Senior Earns NIH Fellowship
Leah Meuter, a senior kinesiology major, has been accepted into a prestigious post-baccalaureate fellowship at the National Institutes of Health Clinical Center in Bethesda, Maryland. She will conduct research and assist with patient coordination and care at the leading clinical research hospital in the country.
Meuter spent three years conducting research at Cal Poly and played an instrumental role as the lead student assistant on a study led by Professor Sarah Keadle.
“I was so lucky to meet Leah during my first year at Cal Poly. She has such a unique skill set in that she has a natural rapport with patients and strong clinical experience along with the intangibles like grit, composure and independence that you look for in a great researcher,” Keadle said.
The project focused on testing whether incentivizing young adult cancer survivors to meet step goals through donations to cancer charities would increase physical activity. Meuter found that the eHealth intervention was feasible and acceptable to young adult cancer survivors and that the charity donations increased satisfaction with the intervention and steps.
Meuter presented her research at the College of Science and Mathematics Student Research Conference, the Society of Behavior Medicine meeting in Washington, D.C., and regional and national conferences of the American College of Sports Medicine (ACSM). In June, she will be one of three kinesiology seniors who will compete in the ACSM Student Bowl against 12 other regions in a Jeopardy-style competition on the topic of exercise science.
In the interview below, Meuter credits her research experience as changing her career trajectory and preparing her for the real world.

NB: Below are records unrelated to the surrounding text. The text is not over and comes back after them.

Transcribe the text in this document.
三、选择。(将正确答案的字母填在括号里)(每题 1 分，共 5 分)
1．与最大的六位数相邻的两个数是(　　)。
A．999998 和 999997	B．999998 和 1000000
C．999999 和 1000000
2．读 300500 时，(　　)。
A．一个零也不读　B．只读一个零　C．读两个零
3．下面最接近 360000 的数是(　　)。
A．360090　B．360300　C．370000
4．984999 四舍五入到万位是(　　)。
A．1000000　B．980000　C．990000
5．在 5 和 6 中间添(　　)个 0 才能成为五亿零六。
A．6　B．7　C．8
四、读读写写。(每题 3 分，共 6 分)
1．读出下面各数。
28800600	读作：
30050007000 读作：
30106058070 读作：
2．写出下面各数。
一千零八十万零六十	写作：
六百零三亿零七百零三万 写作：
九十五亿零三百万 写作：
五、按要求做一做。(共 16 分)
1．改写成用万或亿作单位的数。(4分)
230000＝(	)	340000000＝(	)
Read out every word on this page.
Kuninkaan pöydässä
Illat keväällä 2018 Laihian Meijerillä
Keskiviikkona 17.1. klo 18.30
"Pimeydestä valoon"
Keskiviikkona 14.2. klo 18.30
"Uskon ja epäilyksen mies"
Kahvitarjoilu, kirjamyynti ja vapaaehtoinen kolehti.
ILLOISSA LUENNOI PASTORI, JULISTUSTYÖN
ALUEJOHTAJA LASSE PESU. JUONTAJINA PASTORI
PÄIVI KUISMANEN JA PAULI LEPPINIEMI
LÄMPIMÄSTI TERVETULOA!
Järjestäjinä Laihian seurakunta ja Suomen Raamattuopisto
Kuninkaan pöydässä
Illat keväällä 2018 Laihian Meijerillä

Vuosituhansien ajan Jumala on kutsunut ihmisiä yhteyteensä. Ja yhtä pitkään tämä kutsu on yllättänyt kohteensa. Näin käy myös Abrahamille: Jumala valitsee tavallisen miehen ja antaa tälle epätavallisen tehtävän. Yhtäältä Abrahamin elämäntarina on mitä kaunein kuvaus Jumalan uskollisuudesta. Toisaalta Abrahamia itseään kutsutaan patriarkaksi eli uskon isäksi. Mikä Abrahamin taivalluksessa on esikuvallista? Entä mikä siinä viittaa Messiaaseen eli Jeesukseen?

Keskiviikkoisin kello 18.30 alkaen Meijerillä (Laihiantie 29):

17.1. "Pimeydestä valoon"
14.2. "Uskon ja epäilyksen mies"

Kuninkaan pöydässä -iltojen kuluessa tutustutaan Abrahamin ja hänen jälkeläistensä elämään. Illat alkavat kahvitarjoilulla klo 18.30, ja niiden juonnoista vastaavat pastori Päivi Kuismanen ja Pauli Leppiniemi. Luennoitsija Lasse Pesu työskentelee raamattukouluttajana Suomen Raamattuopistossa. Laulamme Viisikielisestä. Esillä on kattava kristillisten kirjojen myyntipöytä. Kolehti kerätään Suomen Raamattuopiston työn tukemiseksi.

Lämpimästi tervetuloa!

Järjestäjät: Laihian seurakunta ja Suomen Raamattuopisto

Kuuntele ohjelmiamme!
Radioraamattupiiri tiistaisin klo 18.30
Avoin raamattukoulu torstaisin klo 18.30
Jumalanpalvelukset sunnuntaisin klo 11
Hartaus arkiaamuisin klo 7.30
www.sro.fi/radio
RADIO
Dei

Interview with Leah Meuter
What has been the best part about being involved in research?
It's hard to choose just one! I feel like my favorite part about being involved in research was that it prepared me for the real world. You learn how to collaborate with peers and professors, how to present yourself in a professional manner, and how to keep your composure when things do not go as planned — because that will happen.
I think these skills are extremely important for other areas of life, and they are not skills that can be taught — they come with experience. Another really great part about research and attending conferences is the connections you make. You meet peers, professors and other researchers who you might not have met if you were not involved. These connections are great because they create a sense of community and a place where you can share your passion with others.
What was the best part of this study in particular?
The best part about this study was getting to interact with the participants, who were young adult cancer survivors. These participants were extremely kind and grateful despite what they had gone through, and it was really rewarding to help these participants get involved in physical activity and give them the tools they needed to create healthy habits and improve their quality of life.
What was the most challenging part?
I think the most challenging part about research is accepting that not everything will go as planned and you have to be willing to adapt to changes quickly. While this is the most challenging part in my opinion, I think that learning to work through challenges is one of the best things about research. I think that these challenges really help prepare you for the real world, whether it’s research-related or not, and how to deal with unexpected changes in a professional manner.
In what way, if any, has research changed your career path?
Research has dramatically influenced my career path. When I first got to Cal Poly, I was dead set on a career path that I do not think I would have enjoyed in the long-term. After my involvement in research for three years at Cal Poly, I realized that I did not want my research experience to end when I graduate in June.
This led me to apply for a two-year post-baccalaureate program through the National Institutes of Health (NIH) in which I will be working in the research hospital on the NIH campus. I am not yet entirely sure what I would like to do after this. However, I am extremely interested in the integration of research and clinical settings in the medical field. Had I not been involved in research at Cal Poly, I am sure my career path would have been entirely different.
Any other comments?
I am extremely grateful to be part of a college and department that values the importance of research, especially at the undergraduate level. I would strongly suggest to anyone who is the slightest bit interested in research to take advantage of the countless opportunities we have in our college and department. There are so many undergraduates who never get these opportunities. Finding something that interests you and being a part of a research project is such a great experience and can help you discover your passion.